If metal is indeed dead, if has devolved into a mass of stereotypes, and if its angry messages of empowerment and apathy have been absorbed by so-called new-punk bands such as Green Day and Offspring, then Pantera is even that much more of an anomaly. The band, which began almost a decade ago as a glam Judas Priest-Van Halen-Krokus rip-off, now exists in its own universe--as both tired cliché and powerful spokesband, as laughable exaggeration and larger-than-life manifestation of its own message. "I'm broken," Phil Anselmo roars on one track, singing for an entire audience that considers itself incomplete, owed something bigger and better; on another song, Anselmo identifies himself as "the bastard father to the thousands of the ugly, the criticized, the unwanted."

"With most metal bands, it's the same ol' thing," drummer Vinnie Paul Abbott tells the Observer. "They're either faster than Slayer or they've got more hair than Poison. With Pantera, the sound has changed, the songs have changed. We haven't been trend followers. I think we've been trend setters. I feel like one of the most important reasons Pantera has been successful is because of Philip's cold hard facts--street-level stuff that's happened to him and the band--and they mean something to our audience.

"A lot of heavy metal is Dungeons and Dragons and corpses and shit people don't do, and that's why they listen to it--as a novelty. I think our audience relates to it. I listen to a song like 'Shedding Skin' [off Far Beyond Driven], which is about peeling a past relationship, and it gives me a lot of strength and motivation to move on."

The music on Far Beyond Driven amplifies its two predecessors (Cowboys From Hell and Vulgar Display of Power) by a thousand: each song blurs into the next, guitars and drums and vocals turned up so loud they distort into one another, each passing as quickly as a bullet from a machine gun. When the band performed earlier this year at the Fair Park Coliseum, it revved up the sold-out crowd into a manic frenzy--the music providing the sound track to a well-behaved riot.

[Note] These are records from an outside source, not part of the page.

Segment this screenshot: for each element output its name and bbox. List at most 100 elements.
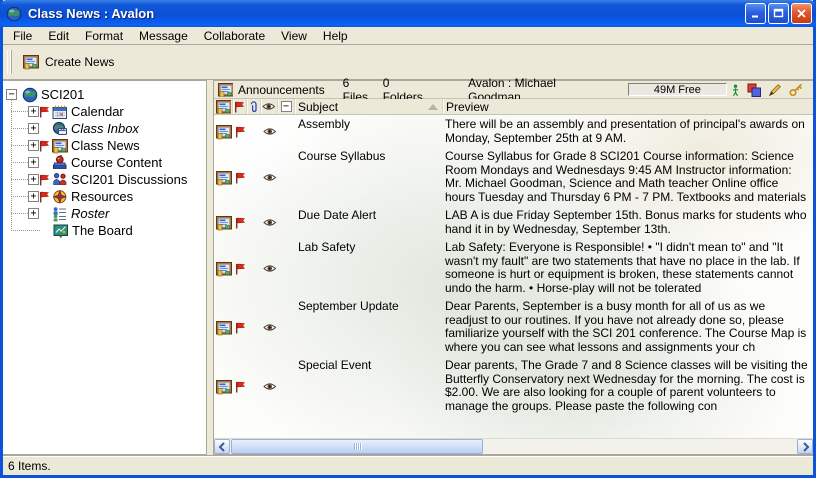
message-row-september-update[interactable]: September Update Dear Parents, September… <box>214 298 813 357</box>
menu-help[interactable]: Help <box>315 28 356 44</box>
message-row-lab-safety[interactable]: Lab Safety Lab Safety: Everyone is Respo… <box>214 239 813 298</box>
menu-bar: File Edit Format Message Collaborate Vie… <box>3 27 813 45</box>
message-row-course-syllabus[interactable]: Course Syllabus Course Syllabus for Grad… <box>214 148 813 207</box>
title-bar[interactable]: Class News : Avalon <box>0 0 816 27</box>
news-item-icon <box>23 54 39 70</box>
sidebar-item-class-inbox[interactable]: + Class Inbox <box>11 120 206 137</box>
expand-box-icon[interactable]: + <box>28 106 39 117</box>
collapse-box-icon[interactable]: − <box>6 89 17 100</box>
news-item-icon <box>214 320 233 336</box>
sidebar-root-label: SCI201 <box>39 87 86 102</box>
red-flag-icon <box>39 174 50 186</box>
eye-icon <box>261 382 278 392</box>
sidebar-item-sci201[interactable]: − SCI201 <box>3 86 206 103</box>
minimize-button[interactable] <box>745 3 766 24</box>
message-subject: Lab Safety <box>295 239 443 258</box>
expand-box-icon[interactable]: + <box>28 123 39 134</box>
expand-box-icon[interactable]: + <box>28 174 39 185</box>
red-flag-icon <box>233 172 247 184</box>
status-text: 6 Items. <box>8 459 51 473</box>
scrollbar-thumb[interactable] <box>231 439 483 454</box>
message-preview: Lab Safety: Everyone is Responsible! • "… <box>443 239 813 298</box>
create-news-button[interactable]: Create News <box>16 50 123 74</box>
expand-box-icon[interactable]: + <box>28 191 39 202</box>
red-flag-icon <box>233 217 247 229</box>
scroll-left-button[interactable] <box>214 439 230 454</box>
column-preview[interactable]: Preview <box>443 99 813 114</box>
expand-box-icon[interactable]: + <box>28 140 39 151</box>
expand-box-icon[interactable]: + <box>28 157 39 168</box>
panel-header-bar: Announcements 6 Files 0 Folders Avalon :… <box>214 81 813 99</box>
collapse-all-box-icon[interactable]: − <box>278 99 295 114</box>
red-flag-icon <box>233 263 247 275</box>
globe-icon <box>6 6 22 22</box>
news-item-icon <box>214 215 233 231</box>
calendar-icon <box>52 104 69 120</box>
key-icon[interactable] <box>789 83 803 96</box>
sidebar-item-course-content[interactable]: + Course Content <box>11 154 206 171</box>
toolbar-gripper[interactable] <box>7 50 12 74</box>
sidebar-item-roster[interactable]: + Roster <box>11 205 206 222</box>
column-subject[interactable]: Subject <box>295 99 443 114</box>
course-content-icon <box>52 155 69 171</box>
panel-title: Announcements <box>238 83 325 97</box>
menu-edit[interactable]: Edit <box>40 28 77 44</box>
sidebar-item-resources[interactable]: + Resources <box>11 188 206 205</box>
quota-meter: 49M Free <box>628 83 727 96</box>
column-attachment-icon[interactable] <box>247 99 261 114</box>
message-list: Assembly There will be an assembly and p… <box>214 115 813 438</box>
scrollbar-track[interactable] <box>483 439 797 454</box>
sidebar-item-the-board[interactable]: The Board <box>11 222 206 239</box>
expand-box-icon[interactable]: + <box>28 208 39 219</box>
maximize-button[interactable] <box>768 3 789 24</box>
globe-icon <box>22 87 39 103</box>
message-subject: Assembly <box>295 116 443 135</box>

Those on the floor ripped up the wooden boards that covered the ice the Dallas Freeze play on, hoisting them in the air as surfboards for the risk-takers. To witness it was to be swept up in the fever--to raise one's fist and shout "Fuckin' hostile!" each time the bald, beefy Anselmo put out the call. One doesn't merely witness Pantera from the sidelines; rather, you're forced to jump up from the bench to participate in the winning scoring drive, no matter what the price.


MC 900 Ft Jesus/Mark Griffin

Since the dawn of time, Griffin has walked away with the industrial-dance award, but never has he won the best album producer accolade. And yet his winning this year should come as no surprise to those who've followed Griffin's career as the Mighty Big Jesus and witnessed how he evolved from a twisted hip-hop artist into a hybrid jazzer-spoken-word artist who now takes his cue from the likes of poet Charles Bukowski and such Miles Davis albums as Bitches Brew and Live-Evil (one day, perhaps, Griffin will even be nominated in the jazz category, alongside compadre and fellow Music Award-winner Earl Harvin).

Griffin moved to Dallas from Cleveland in 1979 and played trumpet with the Telefones till the summer of '83. He began his career as MC 900 Ft Jesus almost as a whim, working behind the counter at VVV Records; the idea was to release a vinyl 12-inch single, then recoup the investment and put out another album.

Now, he is on a label that also boasts on its roster Johnny Cash, Jesus and Mary Chain, Lucinda Williams, the Jayhawks, and Stereolab; his Spike Jonze-directed video for "If I Only Had a Brain" was a "Beavis and Butt-head" favorite; and on April 8, Griffin and his full band completed a European tour that included a month's worth of gigs in such places as Vienna, Paris, and London.

Griffin released his first two full-length albums on Nettwerk, then jumped ship to Rick Rubin's American Recordings label in 1993 when artist-and-repertoire man Mark Geiger made him an offer no artist could refuse.

"The deal with American is much better, because I told them I'd have the record done last summer," Griffin said last June, "and it took me a year to do it. And no one ever gave me one ounce of shit about it at all. It was always, 'Just take your time and do a good record.'"

For months, Griffin toiled in front of his Mac, tweaking months' worth of music on his sequencing software, learning his way as he went. The combination of anxiety brought on by wanting to top his previous work, Welcome to My Dream, and the difficulty in assembling a live band (that included Harvin and former Living Colour guitarist Vernon Reid, along with several Dallas-area jazz artists), caused several delays in the album's release. But the result was astounding: One Step Ahead of the Spider, released last summer, is a hallucinatory, hypnotic trip though the minds of beggars and lunatics, laced with murder threats and suicides.